Reduction of tyrosine nitration after N(omega)-nitro-L-arginine-methylester treatment of mice with traumatic brain injury.

Oxygen free radicals and nitric oxide (NO) have been proposed to be involved in the cascade of injury elicited by traumatic brain injury. However, the mechanism(s) of injury remain to be explored. Since superoxide generation is triggered by traumatic brain injury, the cytotoxic peroxynitrite could be formed, but it is not known if this actually occurs.
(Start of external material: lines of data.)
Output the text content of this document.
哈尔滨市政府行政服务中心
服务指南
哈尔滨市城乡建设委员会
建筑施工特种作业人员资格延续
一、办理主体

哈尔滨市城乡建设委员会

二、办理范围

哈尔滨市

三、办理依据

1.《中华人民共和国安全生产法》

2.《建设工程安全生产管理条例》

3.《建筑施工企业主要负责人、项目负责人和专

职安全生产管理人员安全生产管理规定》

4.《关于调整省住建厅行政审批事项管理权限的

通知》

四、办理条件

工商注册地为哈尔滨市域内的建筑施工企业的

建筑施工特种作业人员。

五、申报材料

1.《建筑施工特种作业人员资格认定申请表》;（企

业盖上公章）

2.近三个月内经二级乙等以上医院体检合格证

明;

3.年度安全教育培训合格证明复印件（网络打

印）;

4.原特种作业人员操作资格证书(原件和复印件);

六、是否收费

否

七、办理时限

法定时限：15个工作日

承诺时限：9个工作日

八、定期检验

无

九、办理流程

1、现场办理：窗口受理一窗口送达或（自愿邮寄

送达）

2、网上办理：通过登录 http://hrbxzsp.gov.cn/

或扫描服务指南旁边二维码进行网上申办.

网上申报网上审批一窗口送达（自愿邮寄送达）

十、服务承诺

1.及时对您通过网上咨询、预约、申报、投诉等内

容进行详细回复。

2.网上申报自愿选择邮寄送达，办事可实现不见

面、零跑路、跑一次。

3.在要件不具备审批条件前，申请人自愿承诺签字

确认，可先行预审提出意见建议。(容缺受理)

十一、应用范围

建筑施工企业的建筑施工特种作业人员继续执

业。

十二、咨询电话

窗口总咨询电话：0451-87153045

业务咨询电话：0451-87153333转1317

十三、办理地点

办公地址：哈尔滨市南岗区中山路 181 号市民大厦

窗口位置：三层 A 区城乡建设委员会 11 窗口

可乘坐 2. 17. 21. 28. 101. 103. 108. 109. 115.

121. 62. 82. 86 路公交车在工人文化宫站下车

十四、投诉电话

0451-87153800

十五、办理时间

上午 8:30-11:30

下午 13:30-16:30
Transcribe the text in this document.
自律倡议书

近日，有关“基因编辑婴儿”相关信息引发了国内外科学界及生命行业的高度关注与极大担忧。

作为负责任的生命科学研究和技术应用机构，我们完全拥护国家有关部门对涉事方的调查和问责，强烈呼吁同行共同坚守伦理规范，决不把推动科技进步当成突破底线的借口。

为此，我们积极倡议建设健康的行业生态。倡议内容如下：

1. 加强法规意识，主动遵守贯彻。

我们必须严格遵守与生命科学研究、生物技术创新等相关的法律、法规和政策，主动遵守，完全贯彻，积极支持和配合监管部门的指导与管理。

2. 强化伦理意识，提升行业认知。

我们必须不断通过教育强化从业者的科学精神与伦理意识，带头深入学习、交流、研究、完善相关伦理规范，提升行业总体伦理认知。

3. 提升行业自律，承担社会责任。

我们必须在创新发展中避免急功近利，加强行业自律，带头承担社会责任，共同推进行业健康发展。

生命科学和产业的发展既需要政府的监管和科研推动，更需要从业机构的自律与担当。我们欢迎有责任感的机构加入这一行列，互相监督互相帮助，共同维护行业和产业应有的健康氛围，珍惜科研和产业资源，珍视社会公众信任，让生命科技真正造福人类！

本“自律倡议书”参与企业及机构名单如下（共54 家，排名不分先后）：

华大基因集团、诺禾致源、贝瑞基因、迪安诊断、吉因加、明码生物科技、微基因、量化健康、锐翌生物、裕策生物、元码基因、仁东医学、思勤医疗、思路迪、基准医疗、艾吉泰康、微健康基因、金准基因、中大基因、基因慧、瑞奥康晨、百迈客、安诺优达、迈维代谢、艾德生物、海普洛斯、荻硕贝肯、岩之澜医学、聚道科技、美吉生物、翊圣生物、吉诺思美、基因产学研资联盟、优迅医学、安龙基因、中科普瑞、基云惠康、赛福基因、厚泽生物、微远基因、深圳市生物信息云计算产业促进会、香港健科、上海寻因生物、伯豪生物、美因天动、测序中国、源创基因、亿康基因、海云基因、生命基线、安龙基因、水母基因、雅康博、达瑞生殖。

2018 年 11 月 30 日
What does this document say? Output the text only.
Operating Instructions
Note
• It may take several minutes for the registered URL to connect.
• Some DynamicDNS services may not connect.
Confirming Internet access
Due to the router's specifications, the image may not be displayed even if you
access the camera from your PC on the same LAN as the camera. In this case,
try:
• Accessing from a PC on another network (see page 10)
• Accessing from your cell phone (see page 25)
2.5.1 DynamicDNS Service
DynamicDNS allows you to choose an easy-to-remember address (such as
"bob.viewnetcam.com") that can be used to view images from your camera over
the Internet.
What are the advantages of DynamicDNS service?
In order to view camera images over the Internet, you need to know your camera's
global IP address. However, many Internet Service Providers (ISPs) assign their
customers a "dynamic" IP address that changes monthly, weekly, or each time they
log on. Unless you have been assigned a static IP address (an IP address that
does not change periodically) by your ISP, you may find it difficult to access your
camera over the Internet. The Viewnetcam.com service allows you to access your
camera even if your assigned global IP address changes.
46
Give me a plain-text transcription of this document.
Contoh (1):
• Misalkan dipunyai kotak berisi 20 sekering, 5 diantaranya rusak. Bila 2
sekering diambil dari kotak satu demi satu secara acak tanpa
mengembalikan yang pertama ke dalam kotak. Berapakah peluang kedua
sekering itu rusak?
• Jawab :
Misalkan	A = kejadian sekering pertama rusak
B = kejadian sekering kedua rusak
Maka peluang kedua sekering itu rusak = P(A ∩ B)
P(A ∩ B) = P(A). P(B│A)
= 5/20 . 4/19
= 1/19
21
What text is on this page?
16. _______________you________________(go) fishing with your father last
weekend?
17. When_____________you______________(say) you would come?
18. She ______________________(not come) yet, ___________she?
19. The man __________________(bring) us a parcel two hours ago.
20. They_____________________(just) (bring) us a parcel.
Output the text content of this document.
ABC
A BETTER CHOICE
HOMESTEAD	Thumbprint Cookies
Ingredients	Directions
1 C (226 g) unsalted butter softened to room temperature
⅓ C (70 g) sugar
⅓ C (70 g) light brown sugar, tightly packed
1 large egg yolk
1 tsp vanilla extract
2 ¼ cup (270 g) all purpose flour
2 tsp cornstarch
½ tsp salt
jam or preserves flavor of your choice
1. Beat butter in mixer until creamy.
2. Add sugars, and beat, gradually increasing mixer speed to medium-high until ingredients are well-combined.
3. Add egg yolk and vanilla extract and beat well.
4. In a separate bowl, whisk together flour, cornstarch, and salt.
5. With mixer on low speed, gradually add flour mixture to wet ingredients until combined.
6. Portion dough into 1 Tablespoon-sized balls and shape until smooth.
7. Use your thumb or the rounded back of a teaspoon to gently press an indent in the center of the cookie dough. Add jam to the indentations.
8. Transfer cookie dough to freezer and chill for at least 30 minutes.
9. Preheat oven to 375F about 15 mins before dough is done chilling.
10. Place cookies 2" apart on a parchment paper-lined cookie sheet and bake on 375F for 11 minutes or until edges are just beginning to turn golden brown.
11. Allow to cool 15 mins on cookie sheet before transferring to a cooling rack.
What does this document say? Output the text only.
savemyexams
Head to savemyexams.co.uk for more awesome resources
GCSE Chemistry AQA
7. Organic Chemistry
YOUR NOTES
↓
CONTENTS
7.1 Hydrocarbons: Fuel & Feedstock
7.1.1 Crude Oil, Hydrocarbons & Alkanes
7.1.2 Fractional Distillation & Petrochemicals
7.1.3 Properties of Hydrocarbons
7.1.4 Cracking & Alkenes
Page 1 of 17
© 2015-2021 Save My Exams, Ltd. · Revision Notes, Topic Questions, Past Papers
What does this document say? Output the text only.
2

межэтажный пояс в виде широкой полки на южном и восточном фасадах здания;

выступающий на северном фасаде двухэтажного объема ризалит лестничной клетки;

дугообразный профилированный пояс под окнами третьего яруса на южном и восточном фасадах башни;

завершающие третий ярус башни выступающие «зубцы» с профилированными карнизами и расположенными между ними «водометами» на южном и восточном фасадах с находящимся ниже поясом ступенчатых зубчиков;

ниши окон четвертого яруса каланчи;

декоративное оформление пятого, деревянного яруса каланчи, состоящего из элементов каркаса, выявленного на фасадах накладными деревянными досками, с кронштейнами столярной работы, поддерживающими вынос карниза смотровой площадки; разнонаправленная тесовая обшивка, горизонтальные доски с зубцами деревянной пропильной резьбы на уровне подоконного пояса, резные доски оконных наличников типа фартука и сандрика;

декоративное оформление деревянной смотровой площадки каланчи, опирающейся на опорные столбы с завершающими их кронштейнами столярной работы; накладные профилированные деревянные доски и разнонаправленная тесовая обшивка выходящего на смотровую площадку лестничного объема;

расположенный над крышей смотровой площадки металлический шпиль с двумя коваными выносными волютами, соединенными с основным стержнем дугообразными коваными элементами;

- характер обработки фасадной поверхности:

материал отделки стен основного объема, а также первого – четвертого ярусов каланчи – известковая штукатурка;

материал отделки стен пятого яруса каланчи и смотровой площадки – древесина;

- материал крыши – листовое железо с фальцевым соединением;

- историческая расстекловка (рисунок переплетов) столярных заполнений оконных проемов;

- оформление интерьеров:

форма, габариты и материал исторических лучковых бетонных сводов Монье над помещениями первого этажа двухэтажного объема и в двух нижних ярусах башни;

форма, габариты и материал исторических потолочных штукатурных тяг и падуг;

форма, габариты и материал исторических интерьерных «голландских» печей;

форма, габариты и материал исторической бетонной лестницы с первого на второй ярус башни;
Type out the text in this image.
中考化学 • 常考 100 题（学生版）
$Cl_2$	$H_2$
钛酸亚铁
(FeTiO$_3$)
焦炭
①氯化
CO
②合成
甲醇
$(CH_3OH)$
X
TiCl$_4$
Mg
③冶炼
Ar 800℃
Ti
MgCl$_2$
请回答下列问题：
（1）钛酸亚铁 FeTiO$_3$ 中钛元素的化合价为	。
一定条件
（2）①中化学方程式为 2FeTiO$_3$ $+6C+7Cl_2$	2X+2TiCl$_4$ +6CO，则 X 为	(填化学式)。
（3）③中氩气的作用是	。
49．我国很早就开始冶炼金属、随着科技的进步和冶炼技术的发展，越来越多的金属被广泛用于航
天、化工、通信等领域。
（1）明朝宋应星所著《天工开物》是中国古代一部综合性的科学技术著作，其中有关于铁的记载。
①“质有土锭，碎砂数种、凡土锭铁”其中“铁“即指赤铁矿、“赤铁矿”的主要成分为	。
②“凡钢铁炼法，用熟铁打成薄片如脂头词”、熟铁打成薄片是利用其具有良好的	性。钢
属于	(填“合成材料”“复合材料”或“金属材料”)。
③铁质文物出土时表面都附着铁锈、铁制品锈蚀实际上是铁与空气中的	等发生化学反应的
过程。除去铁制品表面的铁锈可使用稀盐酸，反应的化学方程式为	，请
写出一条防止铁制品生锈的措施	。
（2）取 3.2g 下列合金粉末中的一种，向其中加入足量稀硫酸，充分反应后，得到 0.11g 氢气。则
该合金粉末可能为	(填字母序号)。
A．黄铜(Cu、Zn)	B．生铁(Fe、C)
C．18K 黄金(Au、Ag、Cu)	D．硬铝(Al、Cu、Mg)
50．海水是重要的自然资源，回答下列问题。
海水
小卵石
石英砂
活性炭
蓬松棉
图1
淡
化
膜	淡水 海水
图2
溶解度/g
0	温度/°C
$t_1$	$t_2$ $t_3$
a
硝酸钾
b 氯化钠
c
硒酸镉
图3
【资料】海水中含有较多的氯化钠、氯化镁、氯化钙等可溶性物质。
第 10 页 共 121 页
Dot blot and immunohistochemistry studies were performed to quantify tyrosine nitration and identify cell types in which such reactions occur in the brain of mice submitted to traumatic brain injury. Nitrotyrosine formation increased from 4 to 24 h after traumatic brain injury and was primarily observed in degenerating neurons, in areas corresponding to the sites of direct impact (frontal cortex) and diffuse impact (frontoparietal cortex and ventromedial hypothalamic nucleus). Furthermore, N omega-nitro-L-arginine-methylester (L-NAME), a NO-synthase inhibitor which has previously been shown to promote neurological recovery in traumatic brain injury, reduced nitrotyrosine formation and the number of nitrotyrosine-positive neurons. These results indicate that traumatic brain injury induces peroxynitrite formation which may contribute to cell damage.